Many thanks for your comment and views David. Indeed one of the areas of work we are now developing at ECDPM aims to address these issues to try and systematise some of the lessons from donor experiences with engaging the private and public sectors. We will have a Discussion Paper soon that reviews some of the issues more broadly, but indeed there appears to be an absence of independent analysis of what tools have worked and why and this will hopefully be an area we move into quite soon.

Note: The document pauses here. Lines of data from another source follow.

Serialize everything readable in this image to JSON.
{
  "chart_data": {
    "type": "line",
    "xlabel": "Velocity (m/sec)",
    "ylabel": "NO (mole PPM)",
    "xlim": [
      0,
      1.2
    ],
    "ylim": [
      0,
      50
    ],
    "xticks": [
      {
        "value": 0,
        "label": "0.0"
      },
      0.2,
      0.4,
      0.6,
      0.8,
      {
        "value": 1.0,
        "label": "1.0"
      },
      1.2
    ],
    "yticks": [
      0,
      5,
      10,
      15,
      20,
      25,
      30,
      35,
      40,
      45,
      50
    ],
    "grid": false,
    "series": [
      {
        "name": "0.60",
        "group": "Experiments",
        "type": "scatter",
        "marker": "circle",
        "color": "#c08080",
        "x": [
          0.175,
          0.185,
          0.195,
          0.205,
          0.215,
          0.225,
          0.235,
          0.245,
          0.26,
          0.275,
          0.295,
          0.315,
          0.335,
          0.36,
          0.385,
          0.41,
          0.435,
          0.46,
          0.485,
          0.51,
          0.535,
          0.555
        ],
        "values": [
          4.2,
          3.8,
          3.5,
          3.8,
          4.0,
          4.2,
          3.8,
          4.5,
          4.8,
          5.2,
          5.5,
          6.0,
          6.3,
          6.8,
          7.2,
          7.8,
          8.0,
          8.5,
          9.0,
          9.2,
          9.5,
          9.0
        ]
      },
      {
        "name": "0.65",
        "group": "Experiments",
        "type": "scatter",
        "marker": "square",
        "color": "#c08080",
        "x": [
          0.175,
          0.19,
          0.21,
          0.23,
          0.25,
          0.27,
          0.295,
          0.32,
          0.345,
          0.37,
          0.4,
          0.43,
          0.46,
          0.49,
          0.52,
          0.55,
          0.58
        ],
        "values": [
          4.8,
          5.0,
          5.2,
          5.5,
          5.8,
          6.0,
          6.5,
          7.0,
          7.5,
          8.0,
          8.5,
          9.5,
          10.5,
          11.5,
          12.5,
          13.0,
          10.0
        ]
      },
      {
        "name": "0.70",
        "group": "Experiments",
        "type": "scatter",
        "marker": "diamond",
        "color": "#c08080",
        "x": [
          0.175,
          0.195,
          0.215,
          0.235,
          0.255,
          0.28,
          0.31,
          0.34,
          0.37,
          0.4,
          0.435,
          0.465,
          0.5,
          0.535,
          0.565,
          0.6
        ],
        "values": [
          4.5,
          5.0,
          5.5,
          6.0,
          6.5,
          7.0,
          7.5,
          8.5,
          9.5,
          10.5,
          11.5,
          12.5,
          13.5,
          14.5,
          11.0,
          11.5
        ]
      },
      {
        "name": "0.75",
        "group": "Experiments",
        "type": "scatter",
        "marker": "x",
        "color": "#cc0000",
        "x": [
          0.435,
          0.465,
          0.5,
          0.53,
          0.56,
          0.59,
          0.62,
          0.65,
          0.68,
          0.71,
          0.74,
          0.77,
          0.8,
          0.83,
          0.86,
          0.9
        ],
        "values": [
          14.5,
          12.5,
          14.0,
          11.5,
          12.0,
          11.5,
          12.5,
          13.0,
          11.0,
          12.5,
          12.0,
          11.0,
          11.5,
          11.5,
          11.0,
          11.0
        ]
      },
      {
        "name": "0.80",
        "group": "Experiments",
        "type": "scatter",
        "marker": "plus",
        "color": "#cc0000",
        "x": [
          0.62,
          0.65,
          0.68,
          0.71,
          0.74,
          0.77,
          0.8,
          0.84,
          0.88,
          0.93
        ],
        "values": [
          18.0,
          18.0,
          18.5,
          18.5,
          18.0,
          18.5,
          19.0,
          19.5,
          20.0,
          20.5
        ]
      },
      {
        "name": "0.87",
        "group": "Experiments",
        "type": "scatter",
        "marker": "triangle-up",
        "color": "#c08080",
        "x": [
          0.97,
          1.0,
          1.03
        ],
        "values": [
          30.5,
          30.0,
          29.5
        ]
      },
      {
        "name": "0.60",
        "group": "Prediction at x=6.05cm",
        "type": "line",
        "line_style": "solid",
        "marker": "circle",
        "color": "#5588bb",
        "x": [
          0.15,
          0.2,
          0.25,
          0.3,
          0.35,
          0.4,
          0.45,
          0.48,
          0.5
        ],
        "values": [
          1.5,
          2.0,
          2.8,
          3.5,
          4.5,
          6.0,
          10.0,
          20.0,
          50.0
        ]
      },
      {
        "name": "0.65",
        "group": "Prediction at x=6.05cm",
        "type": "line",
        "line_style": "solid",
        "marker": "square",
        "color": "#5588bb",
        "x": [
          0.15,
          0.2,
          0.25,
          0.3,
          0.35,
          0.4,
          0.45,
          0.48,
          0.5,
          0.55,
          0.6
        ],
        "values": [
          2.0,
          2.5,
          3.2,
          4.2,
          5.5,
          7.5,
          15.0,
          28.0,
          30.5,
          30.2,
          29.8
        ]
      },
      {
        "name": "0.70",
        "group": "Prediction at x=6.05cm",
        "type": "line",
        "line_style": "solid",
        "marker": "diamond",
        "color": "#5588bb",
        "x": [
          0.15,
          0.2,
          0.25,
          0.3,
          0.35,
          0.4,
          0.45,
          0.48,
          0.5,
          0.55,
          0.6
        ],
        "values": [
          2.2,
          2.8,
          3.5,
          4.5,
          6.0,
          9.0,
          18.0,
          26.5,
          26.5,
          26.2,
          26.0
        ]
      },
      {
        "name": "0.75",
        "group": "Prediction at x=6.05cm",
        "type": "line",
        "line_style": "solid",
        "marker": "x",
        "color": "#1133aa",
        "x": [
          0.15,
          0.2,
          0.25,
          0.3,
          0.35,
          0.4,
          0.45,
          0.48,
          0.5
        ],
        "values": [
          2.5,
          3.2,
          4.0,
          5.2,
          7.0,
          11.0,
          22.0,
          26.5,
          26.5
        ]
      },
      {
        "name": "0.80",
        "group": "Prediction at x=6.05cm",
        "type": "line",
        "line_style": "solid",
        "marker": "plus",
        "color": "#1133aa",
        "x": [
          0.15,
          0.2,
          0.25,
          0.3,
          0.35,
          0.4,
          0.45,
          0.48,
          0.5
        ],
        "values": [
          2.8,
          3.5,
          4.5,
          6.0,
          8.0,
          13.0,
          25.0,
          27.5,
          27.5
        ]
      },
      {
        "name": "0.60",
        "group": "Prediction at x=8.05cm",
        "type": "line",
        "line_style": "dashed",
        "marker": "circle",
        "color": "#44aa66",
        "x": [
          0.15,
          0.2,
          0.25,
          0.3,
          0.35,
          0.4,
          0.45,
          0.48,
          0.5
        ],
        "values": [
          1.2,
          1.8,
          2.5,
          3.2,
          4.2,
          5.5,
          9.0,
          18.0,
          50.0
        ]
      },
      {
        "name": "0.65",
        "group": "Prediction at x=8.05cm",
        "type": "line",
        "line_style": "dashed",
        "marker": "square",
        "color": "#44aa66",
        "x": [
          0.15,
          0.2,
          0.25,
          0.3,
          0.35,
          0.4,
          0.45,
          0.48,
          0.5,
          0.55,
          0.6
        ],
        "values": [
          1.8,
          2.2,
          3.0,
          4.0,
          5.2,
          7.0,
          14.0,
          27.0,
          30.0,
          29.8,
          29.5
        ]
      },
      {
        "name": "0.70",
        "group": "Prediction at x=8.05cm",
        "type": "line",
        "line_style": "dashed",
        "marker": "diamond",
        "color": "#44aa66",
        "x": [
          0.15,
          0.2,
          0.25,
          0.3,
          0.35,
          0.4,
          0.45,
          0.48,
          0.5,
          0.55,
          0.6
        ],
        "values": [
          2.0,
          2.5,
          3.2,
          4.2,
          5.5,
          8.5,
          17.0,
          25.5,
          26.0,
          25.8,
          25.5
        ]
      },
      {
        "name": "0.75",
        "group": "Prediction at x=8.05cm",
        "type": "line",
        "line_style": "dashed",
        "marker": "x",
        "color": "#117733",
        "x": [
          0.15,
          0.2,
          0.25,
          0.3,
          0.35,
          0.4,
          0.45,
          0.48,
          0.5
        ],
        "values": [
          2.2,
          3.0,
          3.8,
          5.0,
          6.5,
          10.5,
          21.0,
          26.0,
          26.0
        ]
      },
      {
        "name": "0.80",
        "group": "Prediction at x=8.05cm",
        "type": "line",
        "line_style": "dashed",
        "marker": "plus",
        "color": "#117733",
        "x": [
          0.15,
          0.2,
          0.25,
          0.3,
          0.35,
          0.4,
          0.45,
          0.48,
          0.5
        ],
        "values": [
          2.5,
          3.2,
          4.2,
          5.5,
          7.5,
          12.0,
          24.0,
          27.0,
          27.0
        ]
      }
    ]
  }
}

It’s true we can hardly escape hearing today’s halleluiahs about Public-Private Partnerships (PPPs). But as Bruce Byiers rightly implies we can at least listen with a critical ear. Byiers’s remarks about learning from specific experiences are timely. They echo what we heard last week when a Dutch Senate Commission began public hearings on the impact of privatization in the Netherlands. Major figures such as Alexander Rinnooy Kan Chairman of the Social and Economic Council and Saskia Stuiveling, President of the Netherlands Court of Audit, were asked for their views about policies to privatize and otherwise push for private sector involvement in public goods provision. According to them –- and for many years they have been in excellent positions to know -- these public policies have been driven not by sober and pragmatic assessments of costs, benefits and risks, but by ideology. In the Netherlands and elsewhere, true Believers in the magic of the Markets have led this movement, dragging along the rest of us pell-mell with scarcely a by-your-leave. I think the same can be said of the push for business involvement in development cooperation. Rigorous assessments of PPP’s aren’t exactly abundant –- a situation of ignorance not unlike that surrounding Corporate Social Responsibility, where corporate and government interest in its actual impact has been virtually nil. I’m hardly expert in this field, but independent studies of PPPs that I’m aware of are hardly in harmony with the Halleluiah Chorus. Bruce Byiers is surely right to stress the need for evidence; perhaps he could review studies he has found valid and useful and draw some further conclusions for his readers.